|06-22-2009, 11:29 AM||#1 (permalink)|
Join Date: Jun 2009
Will there be any consequences in the afterlife if I commit suicide?
Sorry for asking this but I need to know what people think if they may be informed on this topic. I've read a few articles on the internet saying that there will be no punishment as such and that I can rest. I just wanted to know if anyone could affirm this for me by any spirtual experience they may have had or have known someone to have had.
I don't won't to bore you with my life story so I'll try to keep it brief I'm 24 from the UK. Basically I feel detached from the human race I don't have any real friends I find it hard to form friendships and impossible to form relationships with the opposite sex.
And yet I don't want to flatter myself but I believe that I'm a really polite person quietly spoken though I don't have any confidence as i was bullied at school and my dad died when I was 8 so I never really had a male role model which is why I believe myself to be weak and ineffectual and something of a push over easily walked over by other people. I find that life is given to people who aren't as nice as me but always seem to get what they want cause they've got the confidence and the ruthlessnes etc and I've missed out on stuff other people my age have taken for granted like I've never had a girlfriend, social circle and social life and I've never managed to secure permanent employment.
I was very close to my nan who i lived with until she got Alzheimer's disease I was caring for her until she advanced into the later stages of the condition and had to be put in a home. I haven't been the same since and I'm not really close to what remains of my family which is just my Mum who I've had a very turbulent relationship with in the past, my step dad, brother and sister. I no longer live with them.

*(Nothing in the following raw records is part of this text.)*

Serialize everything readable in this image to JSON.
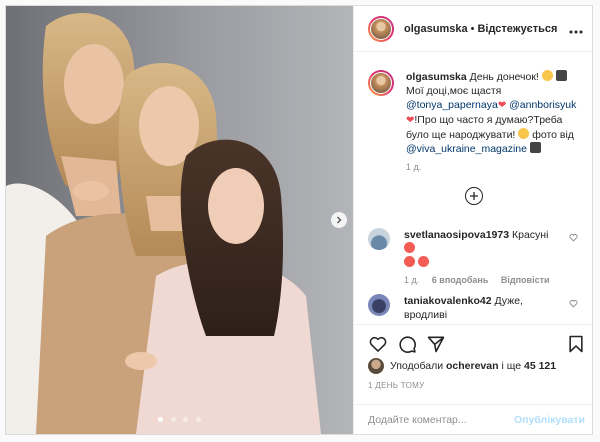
{
  "post": {
    "author": "olgasumska",
    "separator": "•",
    "follow_state": "Відстежується",
    "caption": {
      "username": "olgasumska",
      "text1": "День донечок!",
      "text2": "Мої доці,моє щастя",
      "mention1": "@tonya_papernaya",
      "mention2": "@annborisyuk",
      "text3": "!Про що часто я думаю?Треба було ще народжувати!",
      "text4": "фото від",
      "mention3": "@viva_ukraine_magazine",
      "time": "1 д."
    },
    "comments": [
      {
        "username": "svetlanaosipova1973",
        "text": "Красуні",
        "time": "1 д.",
        "likes": "6 вподобань",
        "reply": "Відповісти"
      },
      {
        "username": "taniakovalenko42",
        "text": "Дуже, вродливі"
      }
    ],
    "likes": {
      "prefix": "Уподобали",
      "user": "ocherevan",
      "connector": "і ще",
      "count": "45 121"
    },
    "timestamp": "1 ДЕНЬ ТОМУ",
    "comment_placeholder": "Додайте коментар...",
    "publish_label": "Опублікувати"
  },
  "icons": {
    "more": "more-icon",
    "like": "heart-icon",
    "comment": "comment-icon",
    "share": "share-icon",
    "save": "bookmark-icon",
    "add": "plus-circle-icon",
    "next": "chevron-right-icon"
  },
  "colors": {
    "like_heart": "#ed4956",
    "mention": "#00376b",
    "publish_disabled": "#b2dffc",
    "muted": "#8e8e8e"
  }
}
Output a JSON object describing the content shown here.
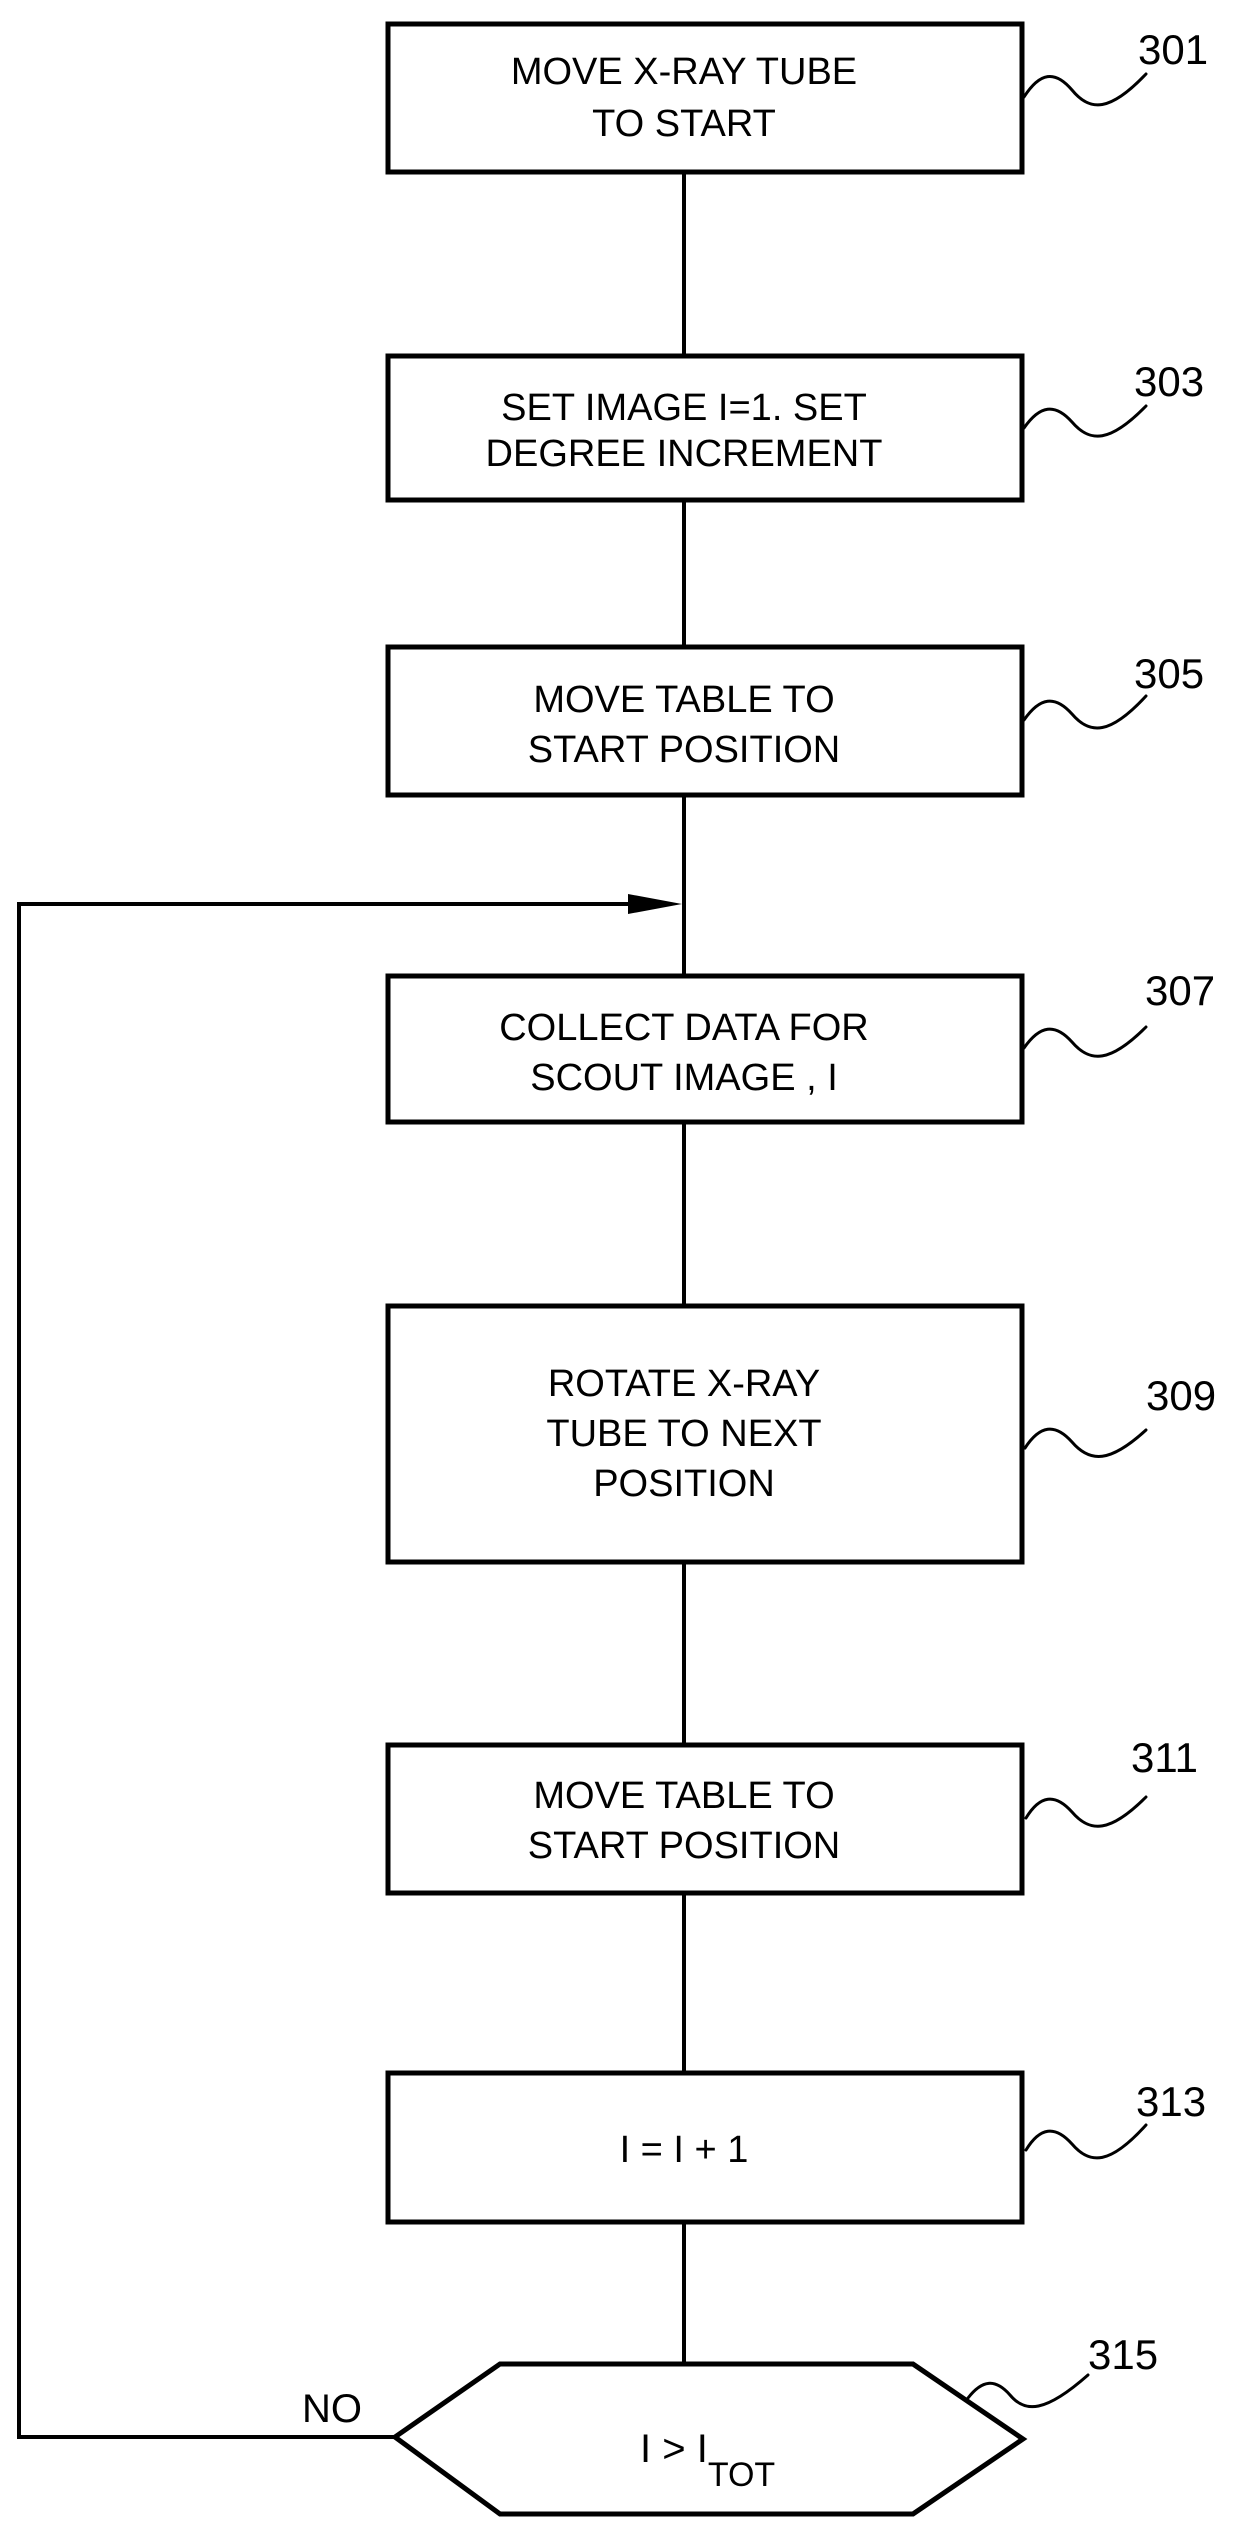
{
  "figure": {
    "type": "flowchart",
    "steps": [
      {
        "ref": "301",
        "lines": [
          "MOVE X-RAY TUBE",
          "TO START"
        ]
      },
      {
        "ref": "303",
        "lines": [
          "SET IMAGE I=1. SET",
          "DEGREE INCREMENT"
        ]
      },
      {
        "ref": "305",
        "lines": [
          "MOVE TABLE TO",
          "START POSITION"
        ]
      },
      {
        "ref": "307",
        "lines": [
          "COLLECT DATA FOR",
          "SCOUT IMAGE , I"
        ]
      },
      {
        "ref": "309",
        "lines": [
          "ROTATE X-RAY",
          "TUBE TO NEXT",
          "POSITION"
        ]
      },
      {
        "ref": "311",
        "lines": [
          "MOVE TABLE TO",
          "START POSITION"
        ]
      },
      {
        "ref": "313",
        "lines": [
          "I = I + 1"
        ]
      }
    ],
    "decision": {
      "ref": "315",
      "condition_main": "I > I",
      "condition_subscript": "TOT",
      "no_label": "NO"
    },
    "loop": {
      "from": "315",
      "branch": "NO",
      "to": "307",
      "arrow_icon": "arrowhead-right-icon"
    }
  }
}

So basically I want to end it I'm constantly depressed (the fact I'm unemployed doesn't help) I feel my life is wrong and doesn't need to exist I can't see me ever forming any relationships because I lack a spark needed for socialising with people my own age even though I'm very friendly and polite. I consider my politeness to be a weakness infact.
I don't want to go on living a hollow worthless life I don't want to put my mum through pain but she herself has often said that I'll never be happy so I hope she'd eventually understand.
I just need someone to reassure me I won't face anything bad in the afterlife cause I couldn't be bothered with that I'd rather just have obilivon.
Sorry for boring you all could someone give me some info though would be much appreciated.
Last edited by Adam85; 06-22-2009 at 11:31 AM.